大広間に集まっていた山賊たちは、シンの口からいきなり出たその言葉に若干驚くも……多くの山賊たちが、男に向ける視線を厳しくする。
山賊たちにしてみれば、自分たちの生活を楽にし、娼婦を好きなだけ抱かせてくれ、食料に困ったりもせず、ヘルマンに意味もなく殴られたりしない。
そのような環境をもたらし、その上で戦えば連戦連勝といったシンは、半ば英雄に等しい。
「……ふっ」
シンの言葉に、男はそう鼻を鳴らす。
もう演技をするのは面倒だと言わんばかりの態度をしながら、ざんばらに伸びた長い髪に手を伸ばし……そのまま掻くのかと思いきや、そのまま髪をとる。
そんな男の態度を見て、シンは男がかつらを被っていたのだと知る。
かつらをとり、現れたその姿は、先程までの不潔そうな山賊の男ではない。
精悍、と呼ぶに相応しい程にその男から受ける印象は一変していた。
「ばっ!」
そんな男を見て、驚いたように声を上げたのはシン……ではなく、ヘルマン。
シン以外の相手であれば、それが誰であろうと見下しているかのような態度をとっているヘルマンが、その男を……自分より年下の、三十代ほどの男を見て、驚きを露わにしていた。

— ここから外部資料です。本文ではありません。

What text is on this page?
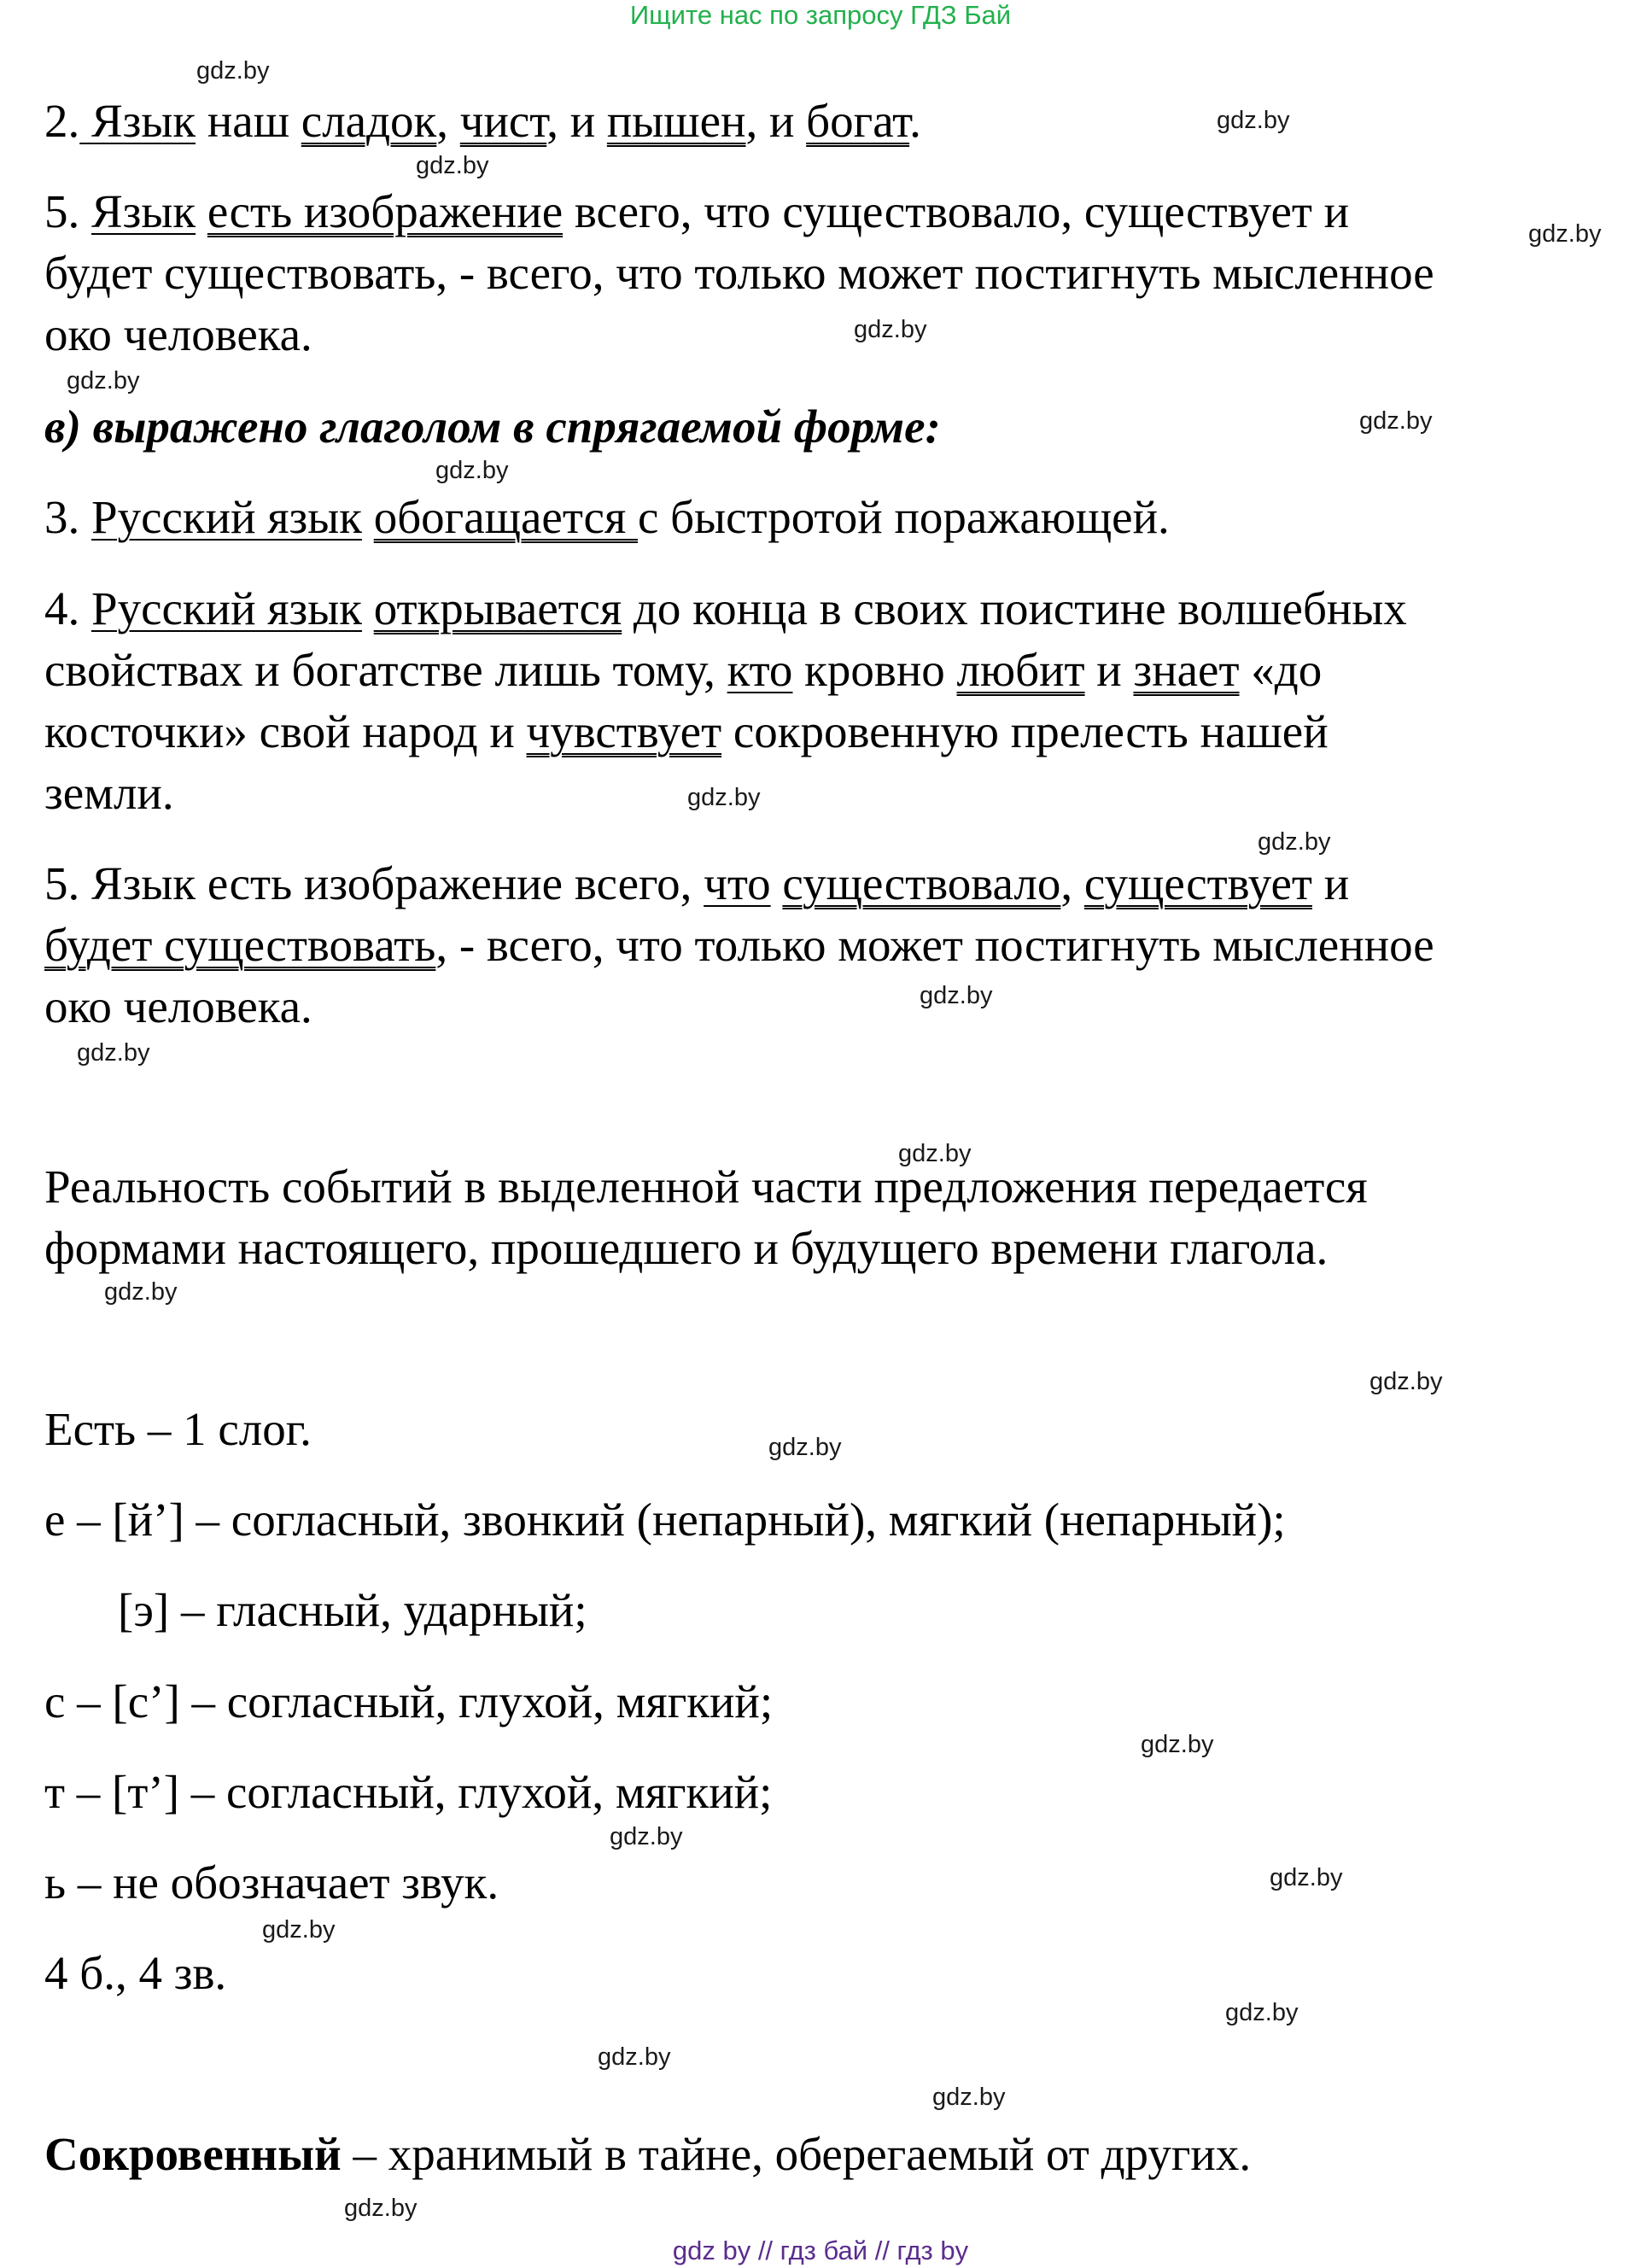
Ищите нас по запросу ГДЗ Бай

2. Язык наш сладок, чист, и пышен, и богат.

5. Язык есть изображение всего, что существовало, существует и

будет существовать, - всего, что только может постигнуть мысленное

око человека.

в) выражено глаголом в спрягаемой форме:

3. Русский язык обогащается с быстротой поражающей.

4. Русский язык открывается до конца в своих поистине волшебных

свойствах и богатстве лишь тому, кто кровно любит и знает «до

косточки» свой народ и чувствует сокровенную прелесть нашей

земли.

5. Язык есть изображение всего, что существовало, существует и

будет существовать, - всего, что только может постигнуть мысленное

око человека.

Реальность событий в выделенной части предложения передается

формами настоящего, прошедшего и будущего времени глагола.

Есть – 1 слог.

е – [й’] – согласный, звонкий (непарный), мягкий (непарный);

[э] – гласный, ударный;

с – [с’] – согласный, глухой, мягкий;

т – [т’] – согласный, глухой, мягкий;

ь – не обозначает звук.

4 б., 4 зв.

Сокровенный – хранимый в тайне, оберегаемый от других.

gdz.by
gdz.by
gdz.by
gdz.by
gdz.by
gdz.by
gdz.by
gdz.by
gdz.by
gdz.by
gdz.by
gdz.by
gdz.by
gdz.by
gdz.by
gdz.by
gdz.by
gdz.by
gdz.by
gdz.by
gdz.by
gdz.by
gdz.by
gdz.by
gdz by // гдз бай // гдз by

ヘルマンの様子は、明らかに目の前の男が誰なのかを知っているものだというのは、シンにも理解出来る。
だが、何故そこまでヘルマンが驚いているのか。
その理由が、シンには分からなかった。
「ヘルマン、この男が誰だか知ってるのか?」
「あ、ああ。……マルクス。豪腕のマルクスだ」
その言葉に、シンは聞き覚えがあった。
豪腕のマルクスと言えば、腕の立つ山賊として有名な人物だ。
山賊山脈で五本の指に数えられるだけの規模になったシンの山賊団だったが、その指の数を十本にまで広げれば、そこには間違いなくマルクスが入ってくると言われるだけの勢力を持つマルクス山賊団。
そう、その名前を聞けば分かる通り、マルクス山賊団というのはマルクスが……目の前にいる人物が率いている山賊団だ。
そして、シンは知らなかったが、以前ヘルマンが戦いを挑んで負け、見逃された相手でもある。
「マルクス山賊団の頭領が、何だってこんな真似をして自分が使者になるようなことを?」
「……噂のシンというのを自分の目で直接見てみたかっただけだ。……実際、こうして見て良かったと思ってるしな」
「良かった?」
「ああ。……儂の山賊団はお前の下につく」
十本の指に入る山賊団の頭領は、シンに対してそう告げるのだった。